Speaker
Description
We describe the development and construction of the high-purity germanium detector setup
CONRAD (CONus RADiation) to characterize and monitor background radiation over a wide
energy range.
The CONUS experiment is measuring coherent scattering of reactor anti neutrinos on Ge nuclei at the nuclear power plant at Brokdorf, Germany. CONRAD has been used for background studies inside the CONUS shield during the commissioning phase of the experiment at the underground
laboratory of the Max-Planck-Institut für Kernphysik. It resulted in a total (40-2700 keV) background count rate of (350$\pm$2) d$^{-1}$kg$^{-1}$. The CONUS shield is adapted to the shallow depth location of the experiment and in the talk it will be shown how this low count rate in combination with CONRAD was achieved.
In its cryostat, the high-purity Ge crystal of 1.9 kg active mass was originally cooled with liquid nitrogen and was upgraded to an electric cryo-cooling system. This enabled to operate CONRAD also at the CONUS experimental site at distance of about 17m from the reactor core of the commercial nuclear power plant.
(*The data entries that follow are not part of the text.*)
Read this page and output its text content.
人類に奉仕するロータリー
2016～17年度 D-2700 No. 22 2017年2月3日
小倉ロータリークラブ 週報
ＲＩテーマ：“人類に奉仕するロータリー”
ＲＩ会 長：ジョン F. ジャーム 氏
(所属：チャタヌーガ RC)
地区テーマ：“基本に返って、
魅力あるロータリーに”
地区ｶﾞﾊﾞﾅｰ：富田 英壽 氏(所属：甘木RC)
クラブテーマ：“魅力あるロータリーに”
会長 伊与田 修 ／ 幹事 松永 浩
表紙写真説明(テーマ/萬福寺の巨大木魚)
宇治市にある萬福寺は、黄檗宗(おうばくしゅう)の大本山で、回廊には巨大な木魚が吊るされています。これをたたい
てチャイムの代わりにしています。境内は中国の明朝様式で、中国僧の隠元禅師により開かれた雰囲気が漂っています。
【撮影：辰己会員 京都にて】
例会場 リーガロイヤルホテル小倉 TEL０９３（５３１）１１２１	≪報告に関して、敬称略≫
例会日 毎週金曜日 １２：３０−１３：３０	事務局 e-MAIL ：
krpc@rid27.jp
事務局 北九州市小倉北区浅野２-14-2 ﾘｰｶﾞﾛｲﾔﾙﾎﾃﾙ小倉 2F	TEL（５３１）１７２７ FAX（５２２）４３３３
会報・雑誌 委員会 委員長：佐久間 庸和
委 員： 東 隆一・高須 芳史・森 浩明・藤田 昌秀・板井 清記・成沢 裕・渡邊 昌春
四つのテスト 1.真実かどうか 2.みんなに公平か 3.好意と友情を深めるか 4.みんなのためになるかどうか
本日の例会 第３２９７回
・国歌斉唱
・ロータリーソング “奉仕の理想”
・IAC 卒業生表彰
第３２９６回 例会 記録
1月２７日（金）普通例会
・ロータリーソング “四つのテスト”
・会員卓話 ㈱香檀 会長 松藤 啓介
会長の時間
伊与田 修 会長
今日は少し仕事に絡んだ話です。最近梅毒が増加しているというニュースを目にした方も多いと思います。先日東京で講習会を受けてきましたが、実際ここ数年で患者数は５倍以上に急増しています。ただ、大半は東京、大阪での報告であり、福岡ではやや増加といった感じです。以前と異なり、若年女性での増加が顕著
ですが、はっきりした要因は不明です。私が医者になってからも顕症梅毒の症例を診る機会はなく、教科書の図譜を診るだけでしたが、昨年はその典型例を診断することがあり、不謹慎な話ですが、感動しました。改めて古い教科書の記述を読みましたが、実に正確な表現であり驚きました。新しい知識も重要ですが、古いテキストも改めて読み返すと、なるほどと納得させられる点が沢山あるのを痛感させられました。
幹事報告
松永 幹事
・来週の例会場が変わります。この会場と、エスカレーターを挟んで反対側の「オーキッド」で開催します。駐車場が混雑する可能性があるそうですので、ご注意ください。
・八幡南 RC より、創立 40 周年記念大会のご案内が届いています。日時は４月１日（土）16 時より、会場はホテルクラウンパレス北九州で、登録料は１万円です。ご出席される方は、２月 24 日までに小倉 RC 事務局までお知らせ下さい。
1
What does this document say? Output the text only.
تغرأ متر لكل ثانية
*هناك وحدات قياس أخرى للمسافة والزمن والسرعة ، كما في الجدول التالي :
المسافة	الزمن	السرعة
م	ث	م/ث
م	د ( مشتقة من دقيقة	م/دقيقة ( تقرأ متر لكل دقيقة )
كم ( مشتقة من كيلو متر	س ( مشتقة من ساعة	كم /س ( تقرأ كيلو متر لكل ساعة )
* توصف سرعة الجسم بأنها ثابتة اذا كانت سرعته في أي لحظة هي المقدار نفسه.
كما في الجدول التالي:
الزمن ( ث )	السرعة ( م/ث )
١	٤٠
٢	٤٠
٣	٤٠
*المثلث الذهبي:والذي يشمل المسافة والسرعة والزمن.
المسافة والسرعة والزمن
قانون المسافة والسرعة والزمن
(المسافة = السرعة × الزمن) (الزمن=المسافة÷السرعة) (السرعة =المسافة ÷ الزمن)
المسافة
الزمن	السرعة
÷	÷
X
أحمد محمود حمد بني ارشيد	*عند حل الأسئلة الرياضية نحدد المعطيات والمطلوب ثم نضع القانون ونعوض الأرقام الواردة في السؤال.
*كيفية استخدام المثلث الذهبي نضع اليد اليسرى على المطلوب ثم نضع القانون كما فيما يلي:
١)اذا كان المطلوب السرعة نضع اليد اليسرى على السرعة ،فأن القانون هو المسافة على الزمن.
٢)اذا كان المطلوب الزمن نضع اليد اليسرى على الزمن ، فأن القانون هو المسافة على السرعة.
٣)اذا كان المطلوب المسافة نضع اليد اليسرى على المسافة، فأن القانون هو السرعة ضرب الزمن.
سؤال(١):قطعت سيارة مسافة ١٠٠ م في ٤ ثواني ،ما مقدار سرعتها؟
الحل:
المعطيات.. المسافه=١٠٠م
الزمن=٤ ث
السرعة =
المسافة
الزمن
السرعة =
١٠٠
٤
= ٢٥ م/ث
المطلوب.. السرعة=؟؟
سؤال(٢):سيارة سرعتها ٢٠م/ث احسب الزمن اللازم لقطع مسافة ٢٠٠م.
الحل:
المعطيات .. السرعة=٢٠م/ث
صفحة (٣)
The conversion succeeded without any deterioration either in spectral nor in background quality of CONRAD. The large diode makes the detector especially suitable to study the unshielded background at site and to validate Monte Carlo simulations of gamma radiation and neutron fluence measurements. These measurements along with further application of CONRAD for background studies will be discussed in the talk.